And in the Upper Chamber…

…there’s Joe Biden, the Senator from Delaware and chairman of the Senate Foreign Relations Committee.  Not to be outdone by John Murtha, Biden is offering a “mainstream, articulate, and clean” plan for bringing peace to Iraq while getting U.S. troops out of the war-torn nation.

Biden wants to repeal the 2002 congressional resolution that authorized President Bush to take military action in Iraq, suggesting that the situation in Iraq has subsequently changed in two essential ways: 1) Saddam Hussein has been deposed, and 2) weapons of mass destruction were never found.  Regime change has been achieved and the threat of WMDs is no longer an issue says Biden, and it’s time to revise Mr. Bush’s Iraq charter.  Biden wants to give the military a “much narrower mission statement.”  According to Congressional Quarterly, “Biden said this new resolution should clearly state that U.S. troops should continue to combat terrorists and train Iraqis, but also make clear that U.S. troops will ‘responsibly draw down’ and not stay in Iraq indefinitely.”  This “responsible draw down” of U.S. forces in Iraq—which should be completed by the close of 2008, adds Biden—will provide a nearly immediate incentive for the Iraqi government to get its act together. “The best way to focus Iraq’s leaders on the political compromises they must make is to make it clear to them that we are leaving,” he said.

But this is only half of what Senator Biden has to offer.  In conjunction with Leslie H. Gelb, a former president of the non-profit organization Council on Foreign Relations, Biden has authored a plan to address the sectarian violence that’s killing hundreds of Sunnis, Shi’a, and Kurds (not to mention Coalition soldiers).  The Biden-Gelb plan “proposes essentially partitioning Iraq into a loose federation of autonomous Shiite, Kurdish and Sunni regions.”  The Quarterly continues:

Biden’s efforts to promote this proposal took him on Thursday to the Brookings Institution, a policy think tank in Washington, D.C. He described the plan as ‘federalism,’ and likened it to the 1995 accords signed in Dayton, Ohio, that aimed to quell sectarian carnage in Bosnia by dividing the Balkan nation into separate ethnic federations of Bosnian Muslims, Croats and Serbs.
[…]
 ‘Ladies and gentlemen, it is my assertion that federalism is Iraq’s best possible future,’ Biden said. ‘But unless we help make federalism work for all Iraqis, the violence will not stop.’
[…]
Biden’s plan also would call for a ‘major diplomatic offensive’ to engage support of countries that share the Middle Eastern region with Iraq — and also calls for withdrawal of American troops by the end of 2008.

So Senator Biden’s first and (one would assume) best instinct to address the Iraq problem is to engage–à la the House of Representatives—in pointless word mongering?  Rewrite the 2002 congressional resolution, eh?  Well, that’s really going to help—to essentially (and retroactively) “un-authorize” the president from doing something that has already been done.  (Quite irrevocably done, I might add.)  Not only is the idea absurd, it’s also dumb.  Did I mention that it would also be an unforgivable waste of time?

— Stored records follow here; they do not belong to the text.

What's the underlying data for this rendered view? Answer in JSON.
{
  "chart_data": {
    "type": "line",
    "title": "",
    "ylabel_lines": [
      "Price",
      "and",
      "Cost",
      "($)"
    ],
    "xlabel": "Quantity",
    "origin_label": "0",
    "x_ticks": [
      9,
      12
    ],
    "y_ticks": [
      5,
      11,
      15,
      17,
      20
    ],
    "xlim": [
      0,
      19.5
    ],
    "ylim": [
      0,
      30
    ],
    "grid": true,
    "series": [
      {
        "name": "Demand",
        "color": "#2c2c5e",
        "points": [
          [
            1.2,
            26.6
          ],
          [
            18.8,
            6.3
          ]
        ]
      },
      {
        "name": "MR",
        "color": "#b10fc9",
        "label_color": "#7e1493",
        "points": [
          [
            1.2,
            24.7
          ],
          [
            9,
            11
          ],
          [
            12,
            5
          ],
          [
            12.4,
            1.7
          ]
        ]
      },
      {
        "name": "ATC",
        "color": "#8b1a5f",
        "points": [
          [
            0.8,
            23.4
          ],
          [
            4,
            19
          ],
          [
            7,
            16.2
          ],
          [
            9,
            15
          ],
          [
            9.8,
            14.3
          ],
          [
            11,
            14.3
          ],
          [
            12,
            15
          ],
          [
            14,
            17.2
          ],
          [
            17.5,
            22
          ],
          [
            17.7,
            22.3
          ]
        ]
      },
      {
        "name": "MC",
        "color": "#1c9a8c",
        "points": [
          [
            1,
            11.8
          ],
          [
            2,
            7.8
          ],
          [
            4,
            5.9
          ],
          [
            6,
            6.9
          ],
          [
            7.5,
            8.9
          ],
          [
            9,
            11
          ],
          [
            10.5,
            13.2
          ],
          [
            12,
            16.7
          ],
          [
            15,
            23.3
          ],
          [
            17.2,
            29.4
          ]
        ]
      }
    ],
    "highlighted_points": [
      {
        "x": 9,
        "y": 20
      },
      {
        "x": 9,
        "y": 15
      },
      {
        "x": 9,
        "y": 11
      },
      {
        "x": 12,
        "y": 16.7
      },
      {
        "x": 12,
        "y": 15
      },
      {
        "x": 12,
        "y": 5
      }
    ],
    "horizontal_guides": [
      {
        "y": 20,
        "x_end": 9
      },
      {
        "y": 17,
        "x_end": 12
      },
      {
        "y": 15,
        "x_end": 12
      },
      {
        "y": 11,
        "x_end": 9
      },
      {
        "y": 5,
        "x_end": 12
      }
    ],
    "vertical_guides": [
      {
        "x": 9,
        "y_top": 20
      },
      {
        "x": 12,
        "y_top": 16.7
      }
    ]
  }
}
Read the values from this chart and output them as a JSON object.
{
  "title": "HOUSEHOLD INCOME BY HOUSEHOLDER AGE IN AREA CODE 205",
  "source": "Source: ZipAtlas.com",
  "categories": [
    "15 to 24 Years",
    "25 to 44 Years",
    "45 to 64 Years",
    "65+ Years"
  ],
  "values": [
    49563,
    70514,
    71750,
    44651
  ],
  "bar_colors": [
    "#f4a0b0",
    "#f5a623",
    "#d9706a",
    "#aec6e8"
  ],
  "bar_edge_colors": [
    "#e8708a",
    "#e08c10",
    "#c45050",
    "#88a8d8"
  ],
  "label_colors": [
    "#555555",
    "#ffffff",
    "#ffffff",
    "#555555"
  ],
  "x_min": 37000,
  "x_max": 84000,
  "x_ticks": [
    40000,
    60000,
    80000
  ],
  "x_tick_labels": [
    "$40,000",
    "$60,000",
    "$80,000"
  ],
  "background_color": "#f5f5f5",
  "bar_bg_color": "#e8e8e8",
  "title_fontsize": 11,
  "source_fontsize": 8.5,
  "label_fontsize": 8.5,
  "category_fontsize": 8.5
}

Okay, the word mongering thing aside, he also wants to set a fixed—and artificial—deadline for the cessation of military operations in Iraq.  It appears to be the old “we’re out of there by the end of 2008 come hell or high water” deal.  As if we haven’t heard that one already.  Wonderful job, Senator.  Brilliant!  Did you think that one up all by yourself?

But the thing that really gets my goat is the ‘federalism’ idiocy.  What have our troops been fighting for—and dying for—in Iraq for the past four years if not for the goal of a workable, peaceful, and unified Iraq?  Is he suggesting that the American people—the troops in particular—would be willing to casually toss aside the thousands of sacrifices that have been made on the alter of the promise of a democratic Iraq and settle instead for a lesser alternative?

Joe Biden

And has Joe Biden considered the ramifications for ordinary Iraqi citizens who happen to have the misfortune to live in the wrong region of Iraq?  What of the Sunni family that suddenly finds itself living in the heart of an artificial Shi’a territory?  Or the Shi’a family whose home is currently in Anbar Province?  As far as I can tell, this stupid, stupid plan could very well result in a humanitarian crisis of massive proportions, as Sunni refugees flee for the safety of the Sunni zone, and Kurds run for Kurdistan, and the Shi’a…well, you get the idea.  And is Mr. Biden foolish enough to believe that this inevitable diaspora would somehow unfold in a peaceful way—that displaced Iraqis would be able to move their families and possessions through a hostile zone without being harassed, robbed, or even killed by those from rival sects?

Apparently Mr. Biden hasn’t given any of these things any thought at all.